Sue Trinh, head of Asia foreign-exchange strategy at RBC Capital Markets in Hong Kong questioned the timing of the upgradation, saying that it has come at a time when crude oil prices are rising and concern over fiscal slippages is seen making matters worse policymakers already grappling with slowing economic growth. “The timing is a surprise given concerns regarding the fiscal metrics right now,” said Sue Trinh.

Meanwhile, Standard & Poor’s Financial Services declined to comment on Moody’s ratings but maintained that India has a weak fiscal position which needs to be addressed, according to ET Now. Some market participants also questioned the timing of the move, according to Reuters. “The timing is little dicey for the upgrade given that there are a lot of concerns over government’s fiscal discipline,” said a foreign bank dealer, adding he did not expect other agencies to follow Moody’s.

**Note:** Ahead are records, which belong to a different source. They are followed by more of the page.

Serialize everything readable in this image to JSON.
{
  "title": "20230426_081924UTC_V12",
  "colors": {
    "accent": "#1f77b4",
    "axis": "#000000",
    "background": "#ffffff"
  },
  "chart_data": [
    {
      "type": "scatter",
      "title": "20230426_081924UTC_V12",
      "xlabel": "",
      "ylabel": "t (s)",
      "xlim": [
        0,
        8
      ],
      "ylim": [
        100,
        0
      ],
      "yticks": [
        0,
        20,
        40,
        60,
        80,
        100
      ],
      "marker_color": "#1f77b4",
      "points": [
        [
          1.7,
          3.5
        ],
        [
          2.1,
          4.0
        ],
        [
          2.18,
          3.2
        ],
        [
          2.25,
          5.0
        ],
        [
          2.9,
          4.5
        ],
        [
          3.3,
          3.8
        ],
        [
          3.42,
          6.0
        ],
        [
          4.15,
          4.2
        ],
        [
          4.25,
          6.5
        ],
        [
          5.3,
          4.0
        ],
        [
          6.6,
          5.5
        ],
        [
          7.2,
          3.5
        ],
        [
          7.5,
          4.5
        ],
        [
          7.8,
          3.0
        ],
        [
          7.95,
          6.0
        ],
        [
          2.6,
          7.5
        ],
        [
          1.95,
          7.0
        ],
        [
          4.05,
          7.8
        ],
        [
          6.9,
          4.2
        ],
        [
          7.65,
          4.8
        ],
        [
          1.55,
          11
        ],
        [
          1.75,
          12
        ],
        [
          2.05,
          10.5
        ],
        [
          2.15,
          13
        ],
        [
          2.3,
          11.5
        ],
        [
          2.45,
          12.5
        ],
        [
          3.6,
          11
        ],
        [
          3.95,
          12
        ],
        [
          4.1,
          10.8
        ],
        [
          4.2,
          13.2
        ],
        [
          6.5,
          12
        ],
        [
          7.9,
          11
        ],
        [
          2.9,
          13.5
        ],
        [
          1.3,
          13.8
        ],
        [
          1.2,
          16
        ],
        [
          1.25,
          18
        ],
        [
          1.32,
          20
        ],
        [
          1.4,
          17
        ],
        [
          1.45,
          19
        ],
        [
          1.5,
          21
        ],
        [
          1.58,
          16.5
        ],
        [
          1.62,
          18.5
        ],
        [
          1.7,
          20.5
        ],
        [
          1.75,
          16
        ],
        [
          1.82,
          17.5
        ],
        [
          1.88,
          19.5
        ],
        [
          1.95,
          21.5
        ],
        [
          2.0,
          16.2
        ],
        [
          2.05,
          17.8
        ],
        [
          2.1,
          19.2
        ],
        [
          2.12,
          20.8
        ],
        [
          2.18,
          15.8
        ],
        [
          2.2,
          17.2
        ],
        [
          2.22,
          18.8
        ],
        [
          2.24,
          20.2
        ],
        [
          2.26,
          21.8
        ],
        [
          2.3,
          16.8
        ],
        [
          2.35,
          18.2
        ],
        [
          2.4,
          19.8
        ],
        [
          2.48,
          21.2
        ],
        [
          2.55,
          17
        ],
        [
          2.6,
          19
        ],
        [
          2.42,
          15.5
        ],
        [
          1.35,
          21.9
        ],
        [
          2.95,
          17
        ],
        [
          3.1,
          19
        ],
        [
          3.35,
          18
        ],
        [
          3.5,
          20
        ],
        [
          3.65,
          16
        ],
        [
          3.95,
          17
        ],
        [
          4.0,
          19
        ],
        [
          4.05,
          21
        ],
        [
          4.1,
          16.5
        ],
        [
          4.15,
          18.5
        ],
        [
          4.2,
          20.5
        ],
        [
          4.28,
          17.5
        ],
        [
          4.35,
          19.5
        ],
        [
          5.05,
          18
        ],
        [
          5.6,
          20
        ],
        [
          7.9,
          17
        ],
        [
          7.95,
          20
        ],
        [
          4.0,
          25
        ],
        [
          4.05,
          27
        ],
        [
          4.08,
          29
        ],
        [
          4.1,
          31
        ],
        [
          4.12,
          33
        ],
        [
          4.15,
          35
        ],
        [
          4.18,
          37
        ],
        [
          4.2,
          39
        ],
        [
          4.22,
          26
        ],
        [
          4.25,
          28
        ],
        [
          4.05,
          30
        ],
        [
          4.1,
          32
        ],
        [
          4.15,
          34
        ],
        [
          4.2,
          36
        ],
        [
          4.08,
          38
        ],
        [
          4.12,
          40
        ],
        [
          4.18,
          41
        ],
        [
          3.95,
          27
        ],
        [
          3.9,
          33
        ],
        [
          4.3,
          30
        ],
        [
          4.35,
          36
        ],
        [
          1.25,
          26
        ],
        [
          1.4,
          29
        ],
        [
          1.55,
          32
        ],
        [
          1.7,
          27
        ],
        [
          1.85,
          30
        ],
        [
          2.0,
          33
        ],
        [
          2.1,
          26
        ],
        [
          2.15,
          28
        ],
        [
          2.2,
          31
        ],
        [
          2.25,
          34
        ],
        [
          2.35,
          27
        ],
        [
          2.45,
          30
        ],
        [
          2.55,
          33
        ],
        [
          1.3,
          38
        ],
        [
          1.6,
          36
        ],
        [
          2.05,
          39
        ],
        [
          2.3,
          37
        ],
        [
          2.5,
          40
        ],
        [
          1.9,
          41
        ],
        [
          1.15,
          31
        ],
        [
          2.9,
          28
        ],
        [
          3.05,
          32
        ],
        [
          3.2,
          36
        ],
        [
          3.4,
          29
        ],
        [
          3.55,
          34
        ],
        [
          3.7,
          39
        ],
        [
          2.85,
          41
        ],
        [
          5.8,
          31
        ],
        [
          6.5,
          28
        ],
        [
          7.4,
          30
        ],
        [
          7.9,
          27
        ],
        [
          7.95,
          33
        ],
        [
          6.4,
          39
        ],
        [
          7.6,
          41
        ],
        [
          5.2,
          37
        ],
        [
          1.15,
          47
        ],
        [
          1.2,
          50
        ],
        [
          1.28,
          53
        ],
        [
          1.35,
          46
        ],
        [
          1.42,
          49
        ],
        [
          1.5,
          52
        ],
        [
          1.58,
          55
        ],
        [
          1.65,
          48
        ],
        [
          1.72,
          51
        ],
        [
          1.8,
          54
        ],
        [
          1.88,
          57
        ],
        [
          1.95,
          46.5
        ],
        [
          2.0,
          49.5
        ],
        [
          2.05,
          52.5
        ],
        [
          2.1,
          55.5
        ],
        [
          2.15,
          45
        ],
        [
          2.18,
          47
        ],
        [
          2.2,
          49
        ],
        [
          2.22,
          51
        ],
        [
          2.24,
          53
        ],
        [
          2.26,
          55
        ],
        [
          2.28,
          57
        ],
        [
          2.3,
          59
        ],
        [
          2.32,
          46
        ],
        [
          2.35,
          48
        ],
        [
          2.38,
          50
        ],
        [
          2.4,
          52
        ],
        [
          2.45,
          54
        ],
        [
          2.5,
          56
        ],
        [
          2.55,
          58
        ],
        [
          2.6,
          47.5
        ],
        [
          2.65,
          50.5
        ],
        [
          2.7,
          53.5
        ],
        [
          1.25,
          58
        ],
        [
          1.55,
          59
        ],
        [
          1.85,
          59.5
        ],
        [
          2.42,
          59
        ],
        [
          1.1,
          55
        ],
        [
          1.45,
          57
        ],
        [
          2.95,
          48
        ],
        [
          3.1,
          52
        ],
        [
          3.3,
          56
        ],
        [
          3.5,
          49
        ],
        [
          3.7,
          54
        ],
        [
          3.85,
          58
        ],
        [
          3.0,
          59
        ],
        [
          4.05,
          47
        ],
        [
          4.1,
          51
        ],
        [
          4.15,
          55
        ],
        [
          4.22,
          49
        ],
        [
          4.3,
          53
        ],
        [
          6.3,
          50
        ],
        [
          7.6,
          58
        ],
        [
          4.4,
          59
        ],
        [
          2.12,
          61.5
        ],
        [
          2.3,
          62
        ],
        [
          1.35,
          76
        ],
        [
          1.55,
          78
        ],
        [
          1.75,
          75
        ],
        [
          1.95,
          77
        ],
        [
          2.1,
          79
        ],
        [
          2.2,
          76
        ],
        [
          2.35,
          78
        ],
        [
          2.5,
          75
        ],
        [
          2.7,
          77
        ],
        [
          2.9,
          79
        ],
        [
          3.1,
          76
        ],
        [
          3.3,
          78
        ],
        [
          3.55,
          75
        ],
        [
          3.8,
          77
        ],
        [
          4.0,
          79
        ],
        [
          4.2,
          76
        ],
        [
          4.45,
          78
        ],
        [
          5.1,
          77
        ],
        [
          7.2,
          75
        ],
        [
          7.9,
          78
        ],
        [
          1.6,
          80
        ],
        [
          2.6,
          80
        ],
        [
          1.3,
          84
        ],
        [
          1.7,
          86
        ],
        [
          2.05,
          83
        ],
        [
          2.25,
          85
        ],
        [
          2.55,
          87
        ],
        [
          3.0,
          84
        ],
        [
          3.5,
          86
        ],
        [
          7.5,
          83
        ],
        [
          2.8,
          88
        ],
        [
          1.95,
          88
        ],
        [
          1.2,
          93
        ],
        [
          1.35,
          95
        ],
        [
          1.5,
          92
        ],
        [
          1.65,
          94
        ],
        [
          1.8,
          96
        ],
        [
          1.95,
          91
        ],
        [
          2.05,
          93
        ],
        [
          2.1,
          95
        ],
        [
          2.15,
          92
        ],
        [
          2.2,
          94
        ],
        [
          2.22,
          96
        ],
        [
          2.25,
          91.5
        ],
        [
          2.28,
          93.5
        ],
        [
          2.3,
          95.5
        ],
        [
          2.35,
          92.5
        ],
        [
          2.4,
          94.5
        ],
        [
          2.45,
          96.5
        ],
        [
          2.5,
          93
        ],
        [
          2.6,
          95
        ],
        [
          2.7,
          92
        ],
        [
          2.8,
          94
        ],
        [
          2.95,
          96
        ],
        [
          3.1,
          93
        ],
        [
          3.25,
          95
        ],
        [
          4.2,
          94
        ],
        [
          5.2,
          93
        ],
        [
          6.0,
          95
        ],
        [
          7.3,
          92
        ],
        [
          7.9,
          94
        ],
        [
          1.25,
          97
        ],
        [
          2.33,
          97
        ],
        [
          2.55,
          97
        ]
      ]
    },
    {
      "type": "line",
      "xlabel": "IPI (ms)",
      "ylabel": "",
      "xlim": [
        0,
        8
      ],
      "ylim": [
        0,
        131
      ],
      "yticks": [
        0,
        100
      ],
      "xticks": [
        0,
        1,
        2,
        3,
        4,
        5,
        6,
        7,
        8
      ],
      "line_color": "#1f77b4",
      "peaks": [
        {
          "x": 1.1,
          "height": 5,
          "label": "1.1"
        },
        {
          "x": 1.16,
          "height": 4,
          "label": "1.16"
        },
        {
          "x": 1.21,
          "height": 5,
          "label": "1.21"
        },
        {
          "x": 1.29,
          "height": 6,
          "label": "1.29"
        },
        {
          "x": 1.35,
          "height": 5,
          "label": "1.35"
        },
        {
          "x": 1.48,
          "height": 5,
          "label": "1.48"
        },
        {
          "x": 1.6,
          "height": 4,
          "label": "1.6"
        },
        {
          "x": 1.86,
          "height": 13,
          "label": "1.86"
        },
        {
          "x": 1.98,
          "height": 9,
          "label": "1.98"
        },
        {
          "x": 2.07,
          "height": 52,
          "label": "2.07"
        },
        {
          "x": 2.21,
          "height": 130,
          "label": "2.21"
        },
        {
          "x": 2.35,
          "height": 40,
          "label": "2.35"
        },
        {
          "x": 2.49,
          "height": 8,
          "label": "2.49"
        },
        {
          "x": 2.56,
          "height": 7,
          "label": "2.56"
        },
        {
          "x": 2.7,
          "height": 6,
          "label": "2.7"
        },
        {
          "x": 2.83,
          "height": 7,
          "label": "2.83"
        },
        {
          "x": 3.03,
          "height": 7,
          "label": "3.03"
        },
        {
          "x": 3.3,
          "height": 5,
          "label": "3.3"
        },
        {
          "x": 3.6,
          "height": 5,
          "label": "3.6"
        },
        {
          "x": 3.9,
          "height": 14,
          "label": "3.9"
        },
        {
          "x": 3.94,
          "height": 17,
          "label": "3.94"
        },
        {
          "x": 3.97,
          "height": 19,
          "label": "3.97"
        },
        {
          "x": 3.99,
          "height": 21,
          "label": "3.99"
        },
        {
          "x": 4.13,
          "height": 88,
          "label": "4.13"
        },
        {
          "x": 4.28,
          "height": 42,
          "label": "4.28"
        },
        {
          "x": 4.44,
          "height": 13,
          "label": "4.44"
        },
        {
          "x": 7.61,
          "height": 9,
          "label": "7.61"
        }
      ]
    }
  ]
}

India had long pitched for upgrading its sovereign credit ratings, and had repeatedly slammed rating agencies for their inconsistent treatment while rating India and China. Earlier, Chief Economic Advisor Arvind Subramanian had contested that they have consistently refused to upgrade India’s sovereign rating despite significant improvement in economic fundamentals over the years. At the same time, he had blamed the rating agencies for favouring China, even upgrading it, regardless of the country’s deteriorating fundamentals.